HL Deb 12 May 1992 vol 537 cc232-4

2.58 p.m.

Lord Ezra asked Her Majesty's Government:

Which Minister within the Department of the Environment will be responsible for energy efficiency.

Lord Strathclyde

My Lords, I am.

Lord Ezra

My Lords, I thank the noble Lord for that Answer and I wish him well in his new capacity. However, is he aware that when the Department of the Environment initially issued its list of ministerial responsibilities, energy efficiency—which was transferred to that department—was not mentioned? That was a matter of concern to many of us. In view of the imminence of the world environmental discussions to which reference has already been made, when global warming will figure largely on the agenda, will he confirm that the Government will be putting added emphasis on the promotion of energy efficiency as the best known means of limiting the risk of global warming?

Lord Strathclyde

My Lords, yes. It was a regrettable omission from the original press release from the DoE that it was not clearly stated that I had responsibility for energy efficiency. However, this Question has raised the opportunity to announce that publicly. The omission does not reduce the interest that I have on the subject.

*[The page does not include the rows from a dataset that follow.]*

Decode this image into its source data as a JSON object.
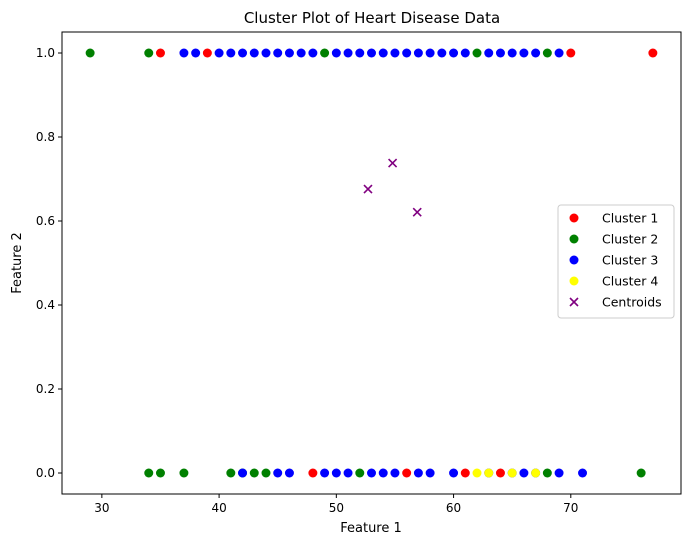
{
  "chart_data": {
    "type": "scatter",
    "title": "Cluster Plot of Heart Disease Data",
    "xlabel": "Feature 1",
    "ylabel": "Feature 2",
    "xlim": [
      26.6,
      79.4
    ],
    "ylim": [
      -0.05,
      1.05
    ],
    "xticks": [
      30,
      40,
      50,
      60,
      70
    ],
    "yticks": [
      0.0,
      0.2,
      0.4,
      0.6,
      0.8,
      1.0
    ],
    "ytick_labels": [
      "0.0",
      "0.2",
      "0.4",
      "0.6",
      "0.8",
      "1.0"
    ],
    "grid": false,
    "legend_position": "center-right",
    "series": [
      {
        "name": "Cluster 1",
        "color": "#ff0000",
        "marker": "circle",
        "points": [
          [
            35,
            1
          ],
          [
            39,
            1
          ],
          [
            70,
            1
          ],
          [
            77,
            1
          ],
          [
            48,
            0
          ],
          [
            56,
            0
          ],
          [
            61,
            0
          ],
          [
            64,
            0
          ]
        ]
      },
      {
        "name": "Cluster 2",
        "color": "#008000",
        "marker": "circle",
        "points": [
          [
            29,
            1
          ],
          [
            34,
            1
          ],
          [
            49,
            1
          ],
          [
            62,
            1
          ],
          [
            68,
            1
          ],
          [
            34,
            0
          ],
          [
            35,
            0
          ],
          [
            37,
            0
          ],
          [
            41,
            0
          ],
          [
            42,
            0
          ],
          [
            43,
            0
          ],
          [
            44,
            0
          ],
          [
            52,
            0
          ],
          [
            68,
            0
          ],
          [
            76,
            0
          ]
        ]
      },
      {
        "name": "Cluster 3",
        "color": "#0000ff",
        "marker": "circle",
        "points": [
          [
            37,
            1
          ],
          [
            38,
            1
          ],
          [
            40,
            1
          ],
          [
            41,
            1
          ],
          [
            42,
            1
          ],
          [
            43,
            1
          ],
          [
            44,
            1
          ],
          [
            45,
            1
          ],
          [
            46,
            1
          ],
          [
            47,
            1
          ],
          [
            48,
            1
          ],
          [
            50,
            1
          ],
          [
            51,
            1
          ],
          [
            52,
            1
          ],
          [
            53,
            1
          ],
          [
            54,
            1
          ],
          [
            55,
            1
          ],
          [
            56,
            1
          ],
          [
            57,
            1
          ],
          [
            58,
            1
          ],
          [
            59,
            1
          ],
          [
            60,
            1
          ],
          [
            61,
            1
          ],
          [
            63,
            1
          ],
          [
            64,
            1
          ],
          [
            65,
            1
          ],
          [
            66,
            1
          ],
          [
            67,
            1
          ],
          [
            69,
            1
          ],
          [
            42,
            0
          ],
          [
            45,
            0
          ],
          [
            46,
            0
          ],
          [
            49,
            0
          ],
          [
            50,
            0
          ],
          [
            51,
            0
          ],
          [
            53,
            0
          ],
          [
            54,
            0
          ],
          [
            55,
            0
          ],
          [
            57,
            0
          ],
          [
            58,
            0
          ],
          [
            60,
            0
          ],
          [
            63,
            0
          ],
          [
            65,
            0
          ],
          [
            66,
            0
          ],
          [
            67,
            0
          ],
          [
            69,
            0
          ],
          [
            71,
            0
          ]
        ]
      },
      {
        "name": "Cluster 4",
        "color": "#ffff00",
        "marker": "circle",
        "points": [
          [
            62,
            0
          ],
          [
            63,
            0
          ],
          [
            65,
            0
          ],
          [
            67,
            0
          ]
        ]
      },
      {
        "name": "Centroids",
        "color": "#800080",
        "marker": "x",
        "points": [
          [
            52.7,
            0.676
          ],
          [
            54.8,
            0.738
          ],
          [
            56.9,
            0.621
          ]
        ]
      }
    ]
  }
}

Secondly, yes, of course we shall be using energy efficiency as one of the major ways to reduce our overall emissions and to help the global warming problem with which we are faced.

Lord Dean of Beswick

My Lords, the Minister must be aware that the biggest culprit still polluting the atmosphere is our coal-fired power stations. A programme was set in train to install desulphurisation plants. Will the Minister give an undertaking to the House that he will continue to press his fellow Ministers to increase the programme until the problem has been completely dealt with?

Lord Strathclyde

My Lords, I am sorry but I believe that that is beyond the scope of the Question.

Lord Molloy

My Lords, does the Minister consider that better liaison between industrialists might help his endeavour?

Lord Strathclyde

My Lords, the noble Lord is right. There must be close co-operation not only with those in industry but also with the citizens of this country.

Lord Donoughue

My Lords, is the Minister aware that some of us regret the apparent demotion of the Department of Energy, especially as it had begun to do a good job under its previous and rightly elevated Secretary of State? Will he assure us that in the department's new location—it is hoped that that will not be at Canary Wharf—the finance allocated to research into, and promotion of, energy efficiency will not be allowed to diminish, as often happens when absorption into a major bureaucracy takes place, but that it will be increased?

Lord Strathclyde

My Lords, this year we have increased expenditure on the Energy Efficiency Office by some 40 per cent. That is a record of which we are extremely proud and no doubt it is one that we shall wish to continue.

Viscount Mersey

My Lords, will my noble friend confirm that he has lost no time in promoting energy efficiency because only yesterday he launched a large combined heat and power scheme in the City of London?

Lord Strathclyde

My Lords, I am grateful to my noble friend for having raised that matter. He is quite right.

Lord Hatch of Lusby

My Lords, before the Minister becomes too satisfied with the extra money that is being allocated to his department will he look at the past record? In doing so he will see that two or three years ago the budget of the Energy Efficiency Office was drastically reduced and that therefore he is starting from a low base. During his familiarisation period will the Minister also take particular note of the decline in expenditure on energy efficiency in this country during the past five years?

Lord Strathclyde

My Lords, before the noble Lord becomes too depressed perhaps I may point out that since 1983 the Government have spent more than £190 million on their energy efficiency programme and that that has generated savings worth more than £500 million per year.

Lord Cledwyn of Penrhos

My Lords, is the Minister aware that there is growing disquiet about the abolition of the Department of Energy, which was highly regarded in Whitehall, in Parliament and in the country generally? Will he make plain to the House which department will in future be responsible for producing the energy policy which has been lacking during the past 13 years?

Lord Strathclyde

My Lords, I hope that any disquiet will soon be dispelled as people realise that my department, the Department of the Environment, and the Department of Trade and Industry are serious in taking on the responsibilities of what was a most successful Department of Energy. It will be up to those two departments, in particular the DTI, to produce the generality of our energy policies.

Lord Cledwyn of Penrhos

My Lords, how will that be done? What plan exists? That has not been made plain to Parliament. It is the responsibility of the noble Lord and his two right honourable friends to explain their future plans for the energy industry.

Lord Strathclyde

My Lords, these are early days in the new Parliament. No doubt my right honourable friends the Secretaries of State for Environment and for Trade and Industry will be able to take that point on board.